I’ll never know if it’s got oil blow by, being a 2 stroke, lol. Sound like the old Vega engine song & dance. I’ve never honed aluminum before, plenty of cast iron bores, and this bore is really soft. Hence the original question.

It had two score marks above the right transfer from running w/o an air filter & sucking something up, I’d guess. The intake & carb was filthy with no air filter. I’ve lightly polished out the high spots on the score sides with a wood dowel & 320 Emory, & now it looks great.

BUT it needs a final polish, by comparing it to the existing good area of the cylinder, as otherwise it is glass smooth.

I’m trying a manual polish with Emory cloth this evening, before ever using the cork mixed 500 Sunnen stones at light pressure. I won’t have the stones for a week anyway. It may not help it any, but I plan to use this one & not sell it. Sunnen claims the 500 bars removed no material & only polishes, using light pressure.

The chromed piston looks brand new after decarboning. The rings had worn down into the two scores over time, and they are the pinned type rings. The seller even said it ran great with 130# compression, which it did have. Could not see a thing wrong from a muffler off front pic!

No sorry, that was so many years ago, I don't remember.

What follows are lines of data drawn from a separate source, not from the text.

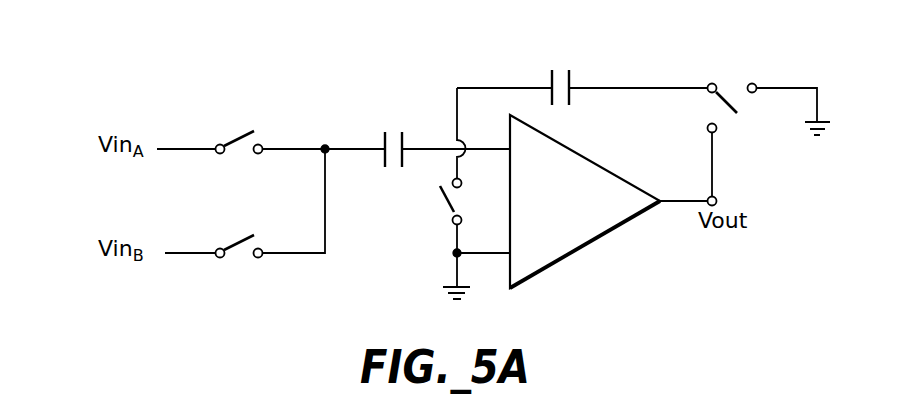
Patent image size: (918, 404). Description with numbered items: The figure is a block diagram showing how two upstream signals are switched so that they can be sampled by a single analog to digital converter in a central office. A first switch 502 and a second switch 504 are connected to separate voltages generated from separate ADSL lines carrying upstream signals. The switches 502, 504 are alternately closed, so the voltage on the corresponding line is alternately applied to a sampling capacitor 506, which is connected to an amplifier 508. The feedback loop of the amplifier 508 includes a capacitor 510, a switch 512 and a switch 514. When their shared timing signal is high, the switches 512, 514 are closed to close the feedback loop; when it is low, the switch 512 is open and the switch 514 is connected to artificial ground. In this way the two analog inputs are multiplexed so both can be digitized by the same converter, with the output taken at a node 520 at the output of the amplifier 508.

The first switch 502 is at (236, 129).
The second switch 504 is at (236, 234).
The sampling capacitor 506 is at (381, 122).
The amplifier 508 is at (584, 155).
The capacitor 510 is at (593, 46).
The switch 512 is at (428, 192).
The switch 514 is at (733, 77).
The node 520 is at (718, 198).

I think leaving things alone is best, polishing out scores and such takes the cyl out of round in spots which is not good for 360 deg ring seal. The rings will do the final polish of that cyl.

Its yours though and you can do what you want with it.
 
No sorry, that was so many years ago, I don't remember. I think leaving things alone is best, polishing out scores and such takes the cyl out of round in spots which is not good for 360 deg ring seal. The rings will do the final polish of that cyl.

Its yours though and you can do what you want with it.

I agree. The green scotch pad is way too coarse, so I hand polished the area with felt pads & Felpro clover 500 valve grinding paste. It ‘almost’ matches.

The only reason I pulled the jug was to clean the exhaust port & piston ring lands out, since it’s over 30 years old.

Like Stephen said, I’m putting it back together with new rings & no base gasket & then running the pizz out of it.
 
That may be the best clutch cover decal I've seen since they were on the store shelves!
If it is as good as it looks can you get a few high definition photo's of it?
Maybe we can have some printed up.


Mike

Just thought of something. Duh! :cheers:

Mike my son and his gf both have nice :envy: cameras. When they come in from college sometime. I will get the BB to model for some decal pics for us.

Will be awhile but will try to remember when one or both are here.
 
I put some new thrust washers in the 4000. The old ones were somewhat chewed. I wonder if someone set the lateral play at less than zero at some point.

Looking at the chain that came with it, I'm guessing the person who ground it was a bit aggressive. Angles between sides are way different and the cutters obviously got very hot. The guy didn't even make it back to a straight top plate as you can see they are still hammered down.
A file just glides over the cutters they are so hard.

IMG_0826.JPG IMG_0829.JPG
 
Yes it's likely done.

I see a lot of hammered down cutters that would be difficult to save in any short period of time since at least 1/16" - 1/8" would have to be taken off.

I think one guy said he has an air nozzle on his grinder to keep the cutters cool when grinding. I might try that.
Looking for suggestions other than throw it away.
 
Well, after cleaning up the P&C on the CRaftsman 3.3 I picked up, installing a new ring and rebuilding the carb, the saw wont' start. No fuel to sparkplug. Did a comp test and it was 90lbs.(%#&^). Didn't think cleaning up the cylinder that much would affect seriously affect the comp but guess so. Guess it becomes a part saw unless I come across a P&C.